I am not sure why we asked him to be our son’s godfather – now my son has two role models, Uncle Tony and Elephant Man. Have you ever tried to discipline your six-foot teenage son when he’s doing the ‘chaka-chaka’? I’m asking him about his SBAs and he’s telling me, “Look outa road! Flowers a bloom! Shankle dip!” Mercy!

I thought my family was hilarious until we met my sister’s in-laws, the Fischers in Buffalo, New York. Tommy and his brother Ray would embarrass the older folk by pretending to be a passionately gay couple at big family occasions. Then Tommy’s sister once plastered him with make-up, dressed him like a bride and sent a photograph with a fake account of the ‘wedding’ to the local paper, which was given great prominence in the social pages.

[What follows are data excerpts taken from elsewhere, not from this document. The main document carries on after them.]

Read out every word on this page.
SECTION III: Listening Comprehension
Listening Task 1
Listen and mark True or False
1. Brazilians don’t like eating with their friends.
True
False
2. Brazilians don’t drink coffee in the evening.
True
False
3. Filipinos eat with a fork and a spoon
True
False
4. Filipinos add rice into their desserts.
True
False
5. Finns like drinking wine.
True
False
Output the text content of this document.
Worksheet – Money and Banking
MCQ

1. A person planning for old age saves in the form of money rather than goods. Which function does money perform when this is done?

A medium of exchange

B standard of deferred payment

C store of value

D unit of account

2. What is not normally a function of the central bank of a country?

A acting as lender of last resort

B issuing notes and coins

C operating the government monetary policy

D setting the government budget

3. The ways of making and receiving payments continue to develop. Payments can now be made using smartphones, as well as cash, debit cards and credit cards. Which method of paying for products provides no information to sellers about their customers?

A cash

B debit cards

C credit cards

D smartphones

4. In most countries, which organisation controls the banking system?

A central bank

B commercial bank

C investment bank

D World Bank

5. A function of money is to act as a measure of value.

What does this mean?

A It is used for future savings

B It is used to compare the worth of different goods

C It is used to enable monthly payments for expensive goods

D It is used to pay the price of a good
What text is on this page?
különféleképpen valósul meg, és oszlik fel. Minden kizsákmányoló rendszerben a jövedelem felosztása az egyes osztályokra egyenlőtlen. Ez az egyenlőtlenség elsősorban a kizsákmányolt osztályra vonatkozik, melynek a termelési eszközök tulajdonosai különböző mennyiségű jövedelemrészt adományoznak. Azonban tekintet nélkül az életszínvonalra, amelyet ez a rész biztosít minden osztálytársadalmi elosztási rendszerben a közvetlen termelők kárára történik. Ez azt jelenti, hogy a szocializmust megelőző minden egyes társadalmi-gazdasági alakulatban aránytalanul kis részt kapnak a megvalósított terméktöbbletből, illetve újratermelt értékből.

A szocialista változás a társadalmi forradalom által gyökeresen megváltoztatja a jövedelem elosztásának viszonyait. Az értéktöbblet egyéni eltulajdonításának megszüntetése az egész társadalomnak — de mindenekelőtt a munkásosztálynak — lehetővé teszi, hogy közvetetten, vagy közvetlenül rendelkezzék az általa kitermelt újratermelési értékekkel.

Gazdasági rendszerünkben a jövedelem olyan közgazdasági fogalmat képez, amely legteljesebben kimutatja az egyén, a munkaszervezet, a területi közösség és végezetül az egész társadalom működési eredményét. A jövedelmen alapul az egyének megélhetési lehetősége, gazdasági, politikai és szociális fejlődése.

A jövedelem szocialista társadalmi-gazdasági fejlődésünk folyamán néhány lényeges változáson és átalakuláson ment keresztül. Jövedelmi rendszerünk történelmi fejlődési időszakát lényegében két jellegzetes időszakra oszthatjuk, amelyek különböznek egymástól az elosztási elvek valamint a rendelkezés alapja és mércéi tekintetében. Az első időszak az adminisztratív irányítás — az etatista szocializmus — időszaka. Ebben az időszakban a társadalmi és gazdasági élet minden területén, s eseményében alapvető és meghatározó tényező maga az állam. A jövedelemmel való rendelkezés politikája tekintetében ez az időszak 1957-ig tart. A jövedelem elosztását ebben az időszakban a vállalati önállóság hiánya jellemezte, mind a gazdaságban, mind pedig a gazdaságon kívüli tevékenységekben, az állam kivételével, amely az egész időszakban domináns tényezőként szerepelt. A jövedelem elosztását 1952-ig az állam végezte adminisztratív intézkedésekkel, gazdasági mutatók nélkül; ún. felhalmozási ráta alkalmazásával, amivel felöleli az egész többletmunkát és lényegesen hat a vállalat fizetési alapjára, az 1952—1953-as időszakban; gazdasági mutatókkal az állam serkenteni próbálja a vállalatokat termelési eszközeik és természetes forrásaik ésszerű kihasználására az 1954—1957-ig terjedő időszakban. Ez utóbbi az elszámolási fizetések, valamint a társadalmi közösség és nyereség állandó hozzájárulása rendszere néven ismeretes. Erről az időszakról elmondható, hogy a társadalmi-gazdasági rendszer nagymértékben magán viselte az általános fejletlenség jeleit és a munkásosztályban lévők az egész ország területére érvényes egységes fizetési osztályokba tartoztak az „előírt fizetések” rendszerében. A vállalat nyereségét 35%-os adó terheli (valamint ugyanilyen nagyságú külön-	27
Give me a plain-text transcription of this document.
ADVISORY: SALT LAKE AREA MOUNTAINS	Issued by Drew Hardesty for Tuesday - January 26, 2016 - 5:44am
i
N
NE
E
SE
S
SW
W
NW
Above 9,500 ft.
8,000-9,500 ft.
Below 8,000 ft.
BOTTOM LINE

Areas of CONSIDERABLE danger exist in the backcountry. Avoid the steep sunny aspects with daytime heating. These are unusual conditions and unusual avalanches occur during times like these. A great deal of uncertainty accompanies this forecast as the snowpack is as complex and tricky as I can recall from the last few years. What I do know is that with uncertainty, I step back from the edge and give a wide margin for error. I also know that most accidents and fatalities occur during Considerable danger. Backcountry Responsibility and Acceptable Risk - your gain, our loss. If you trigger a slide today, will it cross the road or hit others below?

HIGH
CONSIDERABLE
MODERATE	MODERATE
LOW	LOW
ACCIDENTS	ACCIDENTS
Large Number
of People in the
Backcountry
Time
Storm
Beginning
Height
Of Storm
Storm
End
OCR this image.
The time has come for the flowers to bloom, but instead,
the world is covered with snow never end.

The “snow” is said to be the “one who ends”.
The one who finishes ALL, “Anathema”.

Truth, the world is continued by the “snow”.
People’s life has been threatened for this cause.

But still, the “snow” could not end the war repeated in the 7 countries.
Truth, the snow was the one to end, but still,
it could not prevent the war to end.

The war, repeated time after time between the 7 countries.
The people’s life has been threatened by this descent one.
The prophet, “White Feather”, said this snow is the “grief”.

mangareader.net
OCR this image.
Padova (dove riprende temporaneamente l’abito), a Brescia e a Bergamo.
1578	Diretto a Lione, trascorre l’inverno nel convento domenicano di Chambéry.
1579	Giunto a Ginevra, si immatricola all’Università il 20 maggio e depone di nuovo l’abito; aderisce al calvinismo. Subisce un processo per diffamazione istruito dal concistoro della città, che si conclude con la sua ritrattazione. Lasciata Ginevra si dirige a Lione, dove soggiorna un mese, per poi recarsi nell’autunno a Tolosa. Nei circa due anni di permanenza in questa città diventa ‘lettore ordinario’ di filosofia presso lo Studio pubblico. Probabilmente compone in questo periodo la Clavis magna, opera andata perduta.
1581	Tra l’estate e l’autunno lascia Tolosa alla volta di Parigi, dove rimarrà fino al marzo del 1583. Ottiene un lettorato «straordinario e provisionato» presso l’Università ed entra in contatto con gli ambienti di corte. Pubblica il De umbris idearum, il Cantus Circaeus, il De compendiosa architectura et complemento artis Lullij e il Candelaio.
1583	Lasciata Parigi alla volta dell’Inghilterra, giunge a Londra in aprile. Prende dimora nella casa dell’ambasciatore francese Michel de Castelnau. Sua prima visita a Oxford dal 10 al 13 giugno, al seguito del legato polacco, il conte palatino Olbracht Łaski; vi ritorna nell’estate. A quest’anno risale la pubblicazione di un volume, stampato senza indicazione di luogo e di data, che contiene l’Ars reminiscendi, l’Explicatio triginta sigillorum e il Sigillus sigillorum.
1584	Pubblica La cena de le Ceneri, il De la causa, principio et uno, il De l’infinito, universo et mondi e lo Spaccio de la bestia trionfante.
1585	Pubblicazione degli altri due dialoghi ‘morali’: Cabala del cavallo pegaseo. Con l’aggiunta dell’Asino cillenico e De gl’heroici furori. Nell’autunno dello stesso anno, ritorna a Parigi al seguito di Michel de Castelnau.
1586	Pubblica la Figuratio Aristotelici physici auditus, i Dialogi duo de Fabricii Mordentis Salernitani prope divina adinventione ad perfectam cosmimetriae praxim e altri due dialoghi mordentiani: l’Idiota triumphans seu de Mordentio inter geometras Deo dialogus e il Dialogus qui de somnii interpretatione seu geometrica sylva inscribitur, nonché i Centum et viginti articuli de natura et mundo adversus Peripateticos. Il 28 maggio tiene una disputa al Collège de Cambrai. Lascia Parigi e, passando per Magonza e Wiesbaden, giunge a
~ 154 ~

We’re virtually addicted to our hilarious media personalities. No matter what kind of morning I’m having, Alan Magnus and Dorraine Samuels can ‘Make me laugh’ - they have marvelous timing. Francois and Danae are no slouches, either. Then there are Barbara Gloudon’s priceless quips, and the funniest pair on TV, Simon and Neville. Lindy Delapenha was great in his hey-day. Once there was a break in a show he was hosting and words on the screen read: “We apologise for the interruption, due to a technical itch.” When they got back on the air, Lindy was scratching himself and saying with a straight face, “Sorry, technical itch.”

The Time Magazine story included a ‘happiness rating’ for countries throughout the world. Though we’re not mentioned, I found it interesting that some of the biggest economies (including Japan and Singapore) were rated less happy than many poorer countries. “Tek ‘kin teet’ kibba heartbu’n”, advised Miss Lou. Laughter not only covers, it cures.


  1. Stumbled upon this excellent article today while searching google for something completely unrelated. Lots of laughs and heart warming moments; you made my day. Tanks!